待到溫含猛然一回頭,看見的只有那掉了一大塊漆的牆。
在望向自己面前時,原本的黑影也消失不見了。
“幻覺?不,不可能。”溫含確信自己沒有看錯。一時間,拉shi的心思瞬間沒有,擦拭一番後,溫含趕忙起身剛才的樓裡奔去。

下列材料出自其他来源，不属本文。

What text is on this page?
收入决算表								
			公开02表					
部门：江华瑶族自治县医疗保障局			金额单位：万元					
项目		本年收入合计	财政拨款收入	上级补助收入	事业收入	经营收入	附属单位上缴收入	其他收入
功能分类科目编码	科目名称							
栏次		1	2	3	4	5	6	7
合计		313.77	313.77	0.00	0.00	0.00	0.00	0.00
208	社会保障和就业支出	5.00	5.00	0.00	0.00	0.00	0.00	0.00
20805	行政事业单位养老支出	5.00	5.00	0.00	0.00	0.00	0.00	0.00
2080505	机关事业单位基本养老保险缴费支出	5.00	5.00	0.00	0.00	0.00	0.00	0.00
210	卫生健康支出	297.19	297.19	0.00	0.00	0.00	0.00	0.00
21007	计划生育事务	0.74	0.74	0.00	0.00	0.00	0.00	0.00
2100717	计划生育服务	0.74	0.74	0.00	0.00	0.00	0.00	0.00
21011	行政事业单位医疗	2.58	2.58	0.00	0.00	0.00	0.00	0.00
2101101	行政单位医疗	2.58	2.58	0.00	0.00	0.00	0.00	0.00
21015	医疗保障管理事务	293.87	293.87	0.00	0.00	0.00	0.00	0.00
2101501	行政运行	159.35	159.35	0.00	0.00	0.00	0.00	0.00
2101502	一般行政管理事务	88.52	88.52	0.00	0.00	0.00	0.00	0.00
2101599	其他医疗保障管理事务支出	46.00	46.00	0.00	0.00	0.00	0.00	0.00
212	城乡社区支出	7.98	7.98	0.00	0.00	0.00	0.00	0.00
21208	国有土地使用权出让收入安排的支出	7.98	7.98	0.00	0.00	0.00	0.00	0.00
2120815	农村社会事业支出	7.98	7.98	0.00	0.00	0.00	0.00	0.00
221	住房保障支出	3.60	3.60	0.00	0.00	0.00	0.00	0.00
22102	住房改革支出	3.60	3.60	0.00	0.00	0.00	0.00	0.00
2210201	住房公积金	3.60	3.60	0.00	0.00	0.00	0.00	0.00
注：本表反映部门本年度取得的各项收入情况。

盡管那裡也未必安全,但那裡有同伴,心裡上總會安寧一些。
為了保險起見,溫含覺得還是先出去微妙,畢竟那影子來路不明。他喊道:“建安,許公子,你們在哪?聽到了吱個聲。”
寂靜。
唯一回應他的是沙沙樹響。溫含感覺情況有些不妙,他再次喊了一遍,依舊沒有得到回應。
“不是吧,還真鬧鬼不成?”溫含趕忙順著一個個廢棄的病房找了起來,但半天都不見人影。
甚至連之前沒去的櫃台都一個個去找了,但是絲毫不見人影。這讓溫含的內心內心越發的擔憂起來。
“怎麽上個廁所的功夫,人就沒了。”
當然,這倆人也有可能趁著他上廁所的時間,跑到外面了。因為剛才,在溫含找人的時候,有觀察到攝像機都被擺放好了。
想到這裡,溫含趕忙向著醫院外面跑去。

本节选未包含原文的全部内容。